I called her a few days later and we had a nice talk. I found myself eager to paint a rosy picture of how things were going. She didn’t reveal much of herself, was content to grill me about my health. She did say the plumbing in her house wasn’t going to be fixed for another month, and that in the meantime she was staying at an Air BNB in the Pearl, across from the old post office. She kept saying “we,” but she still has never mentioned a man of any sort in her life. It could be that one of her daughters is staying with her. More likely she just doesn’t want to admit that she has a partner, for some reason.

During the conversation she was friendly but not flirty, like I was secretly hoping she would be, now that we’re no longer professionally entangled. She did say she should stop by sometime, and I told her I would love that. When I got off the phone I felt a little let down, then embarrassed for being so needy, then frustrated at being so easily embarrassed.



        Anni read passages from the book, which they wrote together. She teared up a number of times, then made fun of herself for doing so. They sat close to one another, constantly touching. My poor vision blurred them into one mass. She recounted the time she tried to get a taste of his experience by putting on a blindfold and trying to count the change in her pocket. Numb and flattened out as I am emotionally, I could sense the warmth radiating from them. There was a good-sized crowd, and most of them seemed to be friends and relatives. The room was positively filthy with love.

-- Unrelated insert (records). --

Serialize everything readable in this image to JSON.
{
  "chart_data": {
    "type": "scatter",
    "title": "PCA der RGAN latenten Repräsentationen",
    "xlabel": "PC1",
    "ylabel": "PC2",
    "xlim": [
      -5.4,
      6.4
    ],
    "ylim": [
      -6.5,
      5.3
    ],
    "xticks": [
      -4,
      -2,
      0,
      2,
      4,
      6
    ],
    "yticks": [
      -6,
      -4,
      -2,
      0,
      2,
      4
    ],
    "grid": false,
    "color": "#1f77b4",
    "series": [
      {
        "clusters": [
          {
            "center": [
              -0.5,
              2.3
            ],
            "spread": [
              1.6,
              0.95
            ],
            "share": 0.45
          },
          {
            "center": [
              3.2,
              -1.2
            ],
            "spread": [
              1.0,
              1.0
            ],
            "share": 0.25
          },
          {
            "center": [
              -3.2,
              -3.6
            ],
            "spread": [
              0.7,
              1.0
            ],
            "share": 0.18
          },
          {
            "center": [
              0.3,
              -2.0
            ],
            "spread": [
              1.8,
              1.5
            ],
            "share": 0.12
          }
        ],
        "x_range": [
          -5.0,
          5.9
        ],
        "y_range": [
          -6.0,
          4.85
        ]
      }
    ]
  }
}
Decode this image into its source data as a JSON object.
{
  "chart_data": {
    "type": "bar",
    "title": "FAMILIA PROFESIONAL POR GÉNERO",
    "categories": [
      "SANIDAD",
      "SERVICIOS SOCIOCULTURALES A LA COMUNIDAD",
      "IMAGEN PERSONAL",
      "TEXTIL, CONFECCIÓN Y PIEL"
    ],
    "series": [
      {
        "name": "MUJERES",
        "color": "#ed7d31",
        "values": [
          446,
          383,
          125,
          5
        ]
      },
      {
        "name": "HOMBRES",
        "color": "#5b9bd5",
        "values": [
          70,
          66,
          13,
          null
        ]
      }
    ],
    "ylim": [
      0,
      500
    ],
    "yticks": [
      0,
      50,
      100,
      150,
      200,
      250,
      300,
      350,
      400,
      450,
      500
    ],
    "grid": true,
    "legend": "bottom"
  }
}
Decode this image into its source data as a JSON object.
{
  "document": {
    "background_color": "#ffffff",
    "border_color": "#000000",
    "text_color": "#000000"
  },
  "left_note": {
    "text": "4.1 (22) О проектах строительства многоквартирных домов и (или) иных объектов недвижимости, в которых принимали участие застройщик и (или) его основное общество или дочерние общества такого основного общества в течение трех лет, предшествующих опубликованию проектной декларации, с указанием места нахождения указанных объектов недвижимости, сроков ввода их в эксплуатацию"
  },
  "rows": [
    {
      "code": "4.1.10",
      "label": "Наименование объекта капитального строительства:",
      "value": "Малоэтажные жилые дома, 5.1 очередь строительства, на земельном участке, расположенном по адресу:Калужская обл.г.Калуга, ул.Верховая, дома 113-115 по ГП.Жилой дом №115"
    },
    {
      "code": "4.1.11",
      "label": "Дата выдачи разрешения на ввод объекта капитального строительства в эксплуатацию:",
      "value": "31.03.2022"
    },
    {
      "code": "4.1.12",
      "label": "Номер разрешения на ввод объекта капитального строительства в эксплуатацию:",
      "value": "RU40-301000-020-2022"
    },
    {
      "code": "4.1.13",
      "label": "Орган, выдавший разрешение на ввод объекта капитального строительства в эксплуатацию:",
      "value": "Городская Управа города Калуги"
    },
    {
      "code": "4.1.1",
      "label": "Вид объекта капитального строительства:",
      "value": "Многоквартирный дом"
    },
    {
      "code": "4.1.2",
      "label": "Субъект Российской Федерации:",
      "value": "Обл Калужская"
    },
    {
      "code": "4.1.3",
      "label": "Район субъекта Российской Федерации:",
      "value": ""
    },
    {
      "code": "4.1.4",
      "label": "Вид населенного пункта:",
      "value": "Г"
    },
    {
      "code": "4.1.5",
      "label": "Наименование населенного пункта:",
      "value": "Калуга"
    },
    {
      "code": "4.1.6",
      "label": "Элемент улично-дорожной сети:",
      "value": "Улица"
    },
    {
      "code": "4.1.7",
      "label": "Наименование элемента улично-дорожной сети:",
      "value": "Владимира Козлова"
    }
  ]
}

        Afterwards a local poet I know came up and said he wished he could have made it to my reading a few weeks back. He asked how it had gone, and I said great. Armed with a slideshow of my poetry comics, I had spewed out a feverish soliloquy about wrestling with the necessity and futility of art. Everyone had laughed a lot, which was intoxicating. But there had been none of this sweetness, I offered no promise of redemption, just a flood of tics and neuroses. You work with what you’ve got, I guess.

        I didn’t buy their book, but I picked up a slim catalogue of Paul Klee pictures. Klee was closer to a poet than a painter in some ways. This book included one of my favorites, Tanze Du Ungeheuer zu meinem sanften Lied!, or Dance You Monster to My Sad Song!, which is about as perfect a title as I can imagine. 

        I talked for a while to the friend who had told me about the reading. She works in the education department at the museum. I feel so removed from that place; I pass it almost every day on my way back from treatment, and marvel at the construction, thinking about all the changes that are going on inside without me. When my friend regales me with tales of the dysfunction and melodrama, I’m glad I’m not there to witness it. “Everyone misses you,” she says, which is kind but I know isn’t true. I miss them, but can’t imagine being back at work. My life has become so consumed by my medical routine, by my daily visits to my hyperbaric family. It’s difficult to believe that I only have a few weeks left. I know there’s a part of me that is going to miss this weird experiment, though it will be a relief to be able to see clearly again.  

        I take the streetcar home and when I get off at the corner of 11th and Jefferson, I am blinded by flashing lights. The intersection is crammed with ambulances and cop cars. I hear an onlooker say that someone got hit by a car. As I pass the Plaid Pantry, I say hi to a scantily-clad young woman smoking with the guy who works the counter. Long braids snake down her back to brush against her ass. “How you doin’ sweetheart,” she says. 

        The guy tells me he’s the one who called the cops, though for some other issue. “I saved that dude’s life,” he says. “And I didn’t even mean to.” 

        “That store is a swirling vortex at the center of this city,” I say. “I don’t know how you do it.” They both nod. 

        “Saved that dude’s life,” the guy says, and flicks his butt into the parking lot and heads back inside. I tell the woman to have a good night and I continue on to where my building looms over the freeway.